Ogham Writing

ogham-stone-colaiste
Ogham stone at Coláiste Íde (1.2m high)

Ogham writing (pronounced either AH-gum, or ohm) was a system of written communication employed on Irish and Pictish stone monuments. It was in use from the 5th to the 7th centuries AD, and perhaps even much earlier. Ogham writing was the writing system in use during the transitional period from paganism to Christianity in Ireland.

Legend ascribes its origins to Ogma, the ancient Celtic god of flowery speech and oratory. The Ogham alphabet consists of twenty letters in four groups of five each. The inscriptions run along the edge of the monument stone, or gallán, and are read from the bottom to the top of the line of characters. The inscriptions are typically brief, usually consisting only of a name, and are apparently memorials for the dead. Some scholars feel they may have been used as tribal boundary markers.

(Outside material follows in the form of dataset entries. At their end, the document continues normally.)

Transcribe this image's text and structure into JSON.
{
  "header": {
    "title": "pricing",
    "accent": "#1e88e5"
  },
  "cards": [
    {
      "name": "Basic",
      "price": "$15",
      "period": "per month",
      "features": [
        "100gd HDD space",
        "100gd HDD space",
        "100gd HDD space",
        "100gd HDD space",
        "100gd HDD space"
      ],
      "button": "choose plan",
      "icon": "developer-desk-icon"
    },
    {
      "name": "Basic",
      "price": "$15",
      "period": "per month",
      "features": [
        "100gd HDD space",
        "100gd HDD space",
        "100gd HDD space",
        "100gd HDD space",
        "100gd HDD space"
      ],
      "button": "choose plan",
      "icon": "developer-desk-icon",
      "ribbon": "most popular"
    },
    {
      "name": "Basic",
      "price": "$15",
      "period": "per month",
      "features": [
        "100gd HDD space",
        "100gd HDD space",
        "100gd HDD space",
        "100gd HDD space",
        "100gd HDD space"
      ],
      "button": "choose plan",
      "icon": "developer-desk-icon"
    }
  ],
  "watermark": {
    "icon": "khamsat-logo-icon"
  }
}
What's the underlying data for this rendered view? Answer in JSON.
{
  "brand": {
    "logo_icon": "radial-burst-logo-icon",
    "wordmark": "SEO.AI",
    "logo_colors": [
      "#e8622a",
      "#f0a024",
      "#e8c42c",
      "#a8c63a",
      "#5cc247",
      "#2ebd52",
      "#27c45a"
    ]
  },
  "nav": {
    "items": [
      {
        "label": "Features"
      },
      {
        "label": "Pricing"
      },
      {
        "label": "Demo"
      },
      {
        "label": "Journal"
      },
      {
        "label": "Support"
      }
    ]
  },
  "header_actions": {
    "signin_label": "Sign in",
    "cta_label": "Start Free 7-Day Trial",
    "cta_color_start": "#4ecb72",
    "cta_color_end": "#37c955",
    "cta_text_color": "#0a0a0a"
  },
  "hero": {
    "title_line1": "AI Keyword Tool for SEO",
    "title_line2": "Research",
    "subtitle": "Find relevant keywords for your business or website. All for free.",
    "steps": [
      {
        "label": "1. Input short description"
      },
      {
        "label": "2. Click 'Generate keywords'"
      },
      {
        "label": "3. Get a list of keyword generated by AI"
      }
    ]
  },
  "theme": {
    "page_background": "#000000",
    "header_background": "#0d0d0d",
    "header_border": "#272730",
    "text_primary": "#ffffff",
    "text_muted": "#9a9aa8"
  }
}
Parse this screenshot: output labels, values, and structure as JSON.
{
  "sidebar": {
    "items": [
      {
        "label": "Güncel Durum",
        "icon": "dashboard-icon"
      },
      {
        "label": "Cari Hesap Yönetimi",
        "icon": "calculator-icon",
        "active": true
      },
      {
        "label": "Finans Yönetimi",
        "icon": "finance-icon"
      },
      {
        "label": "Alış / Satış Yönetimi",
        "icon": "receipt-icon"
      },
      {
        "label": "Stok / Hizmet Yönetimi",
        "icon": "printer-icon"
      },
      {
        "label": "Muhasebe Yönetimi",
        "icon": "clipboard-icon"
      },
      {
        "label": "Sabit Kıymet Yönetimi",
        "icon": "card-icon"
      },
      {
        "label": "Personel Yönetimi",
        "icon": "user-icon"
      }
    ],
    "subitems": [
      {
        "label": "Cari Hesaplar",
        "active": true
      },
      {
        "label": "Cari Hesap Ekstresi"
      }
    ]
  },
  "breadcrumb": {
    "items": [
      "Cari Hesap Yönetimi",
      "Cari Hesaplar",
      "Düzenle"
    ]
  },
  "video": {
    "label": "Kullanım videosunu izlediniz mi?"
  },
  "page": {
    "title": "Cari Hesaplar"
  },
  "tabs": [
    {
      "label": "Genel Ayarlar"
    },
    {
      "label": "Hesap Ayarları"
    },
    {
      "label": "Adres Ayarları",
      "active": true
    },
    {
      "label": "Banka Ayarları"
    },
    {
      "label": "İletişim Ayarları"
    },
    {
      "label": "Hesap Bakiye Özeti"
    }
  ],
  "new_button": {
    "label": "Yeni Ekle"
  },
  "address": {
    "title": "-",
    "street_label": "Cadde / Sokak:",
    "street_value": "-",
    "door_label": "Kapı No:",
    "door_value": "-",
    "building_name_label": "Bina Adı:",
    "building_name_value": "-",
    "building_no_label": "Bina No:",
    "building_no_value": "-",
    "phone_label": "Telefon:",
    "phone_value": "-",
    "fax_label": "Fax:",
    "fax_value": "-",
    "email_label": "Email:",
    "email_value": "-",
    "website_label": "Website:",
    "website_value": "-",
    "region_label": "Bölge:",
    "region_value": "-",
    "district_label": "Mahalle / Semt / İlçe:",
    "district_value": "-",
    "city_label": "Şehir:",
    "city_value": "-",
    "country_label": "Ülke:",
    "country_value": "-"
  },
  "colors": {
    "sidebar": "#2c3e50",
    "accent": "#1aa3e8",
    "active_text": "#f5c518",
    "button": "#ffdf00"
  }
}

The precise origins of Ogham are unclear. Many authorities suggest possible runic antecedents, and there are even theories that it may be somehow related to Etruscan. Still another set of conjectures claim that Ogham is simply a variation of the Latin alphabet, and offer the inclusion of the letters h and z as evidence in support of this position, since these letters do not appear in Old Irish.

R. A. S. Macalister, in his 1945 study Corpus inscriptionum insularum celticarum, cites 520 of these inscribed stones. About a third of all known Ogham stones, or approximately two-hundred of them, are in Counties Cork and Kerry in southwestern Ireland. Over seventy of these are found on the Dingle Peninsula in County Kerry.

On the Dingle Peninsula (the Corca Dhuibhne, COR-ca GWEE-nuh in Irish) excellent examples of Ogham stones are... three stones near the road to Minard Castle not far from Garrynadur; the "Priest's Stone" near Dún Sían; at Teampall Geal near Ventry; at Cill Colman also near Ventry (stone shown on Timeline page); at Kilmalkedar, where the inscription reads "Mael Inbir Son of Brocan." Some particularly good examples may be seen on the Coláiste Íde boarding school grounds off the Reenbeg road immediately west of An Daingean (Dingle Town).

Contemporary Irish jewelers sometimes craft personal items such as pendants and bracelets using the Ogham script. One such master craftsman is Brian de Staic of An Daingean.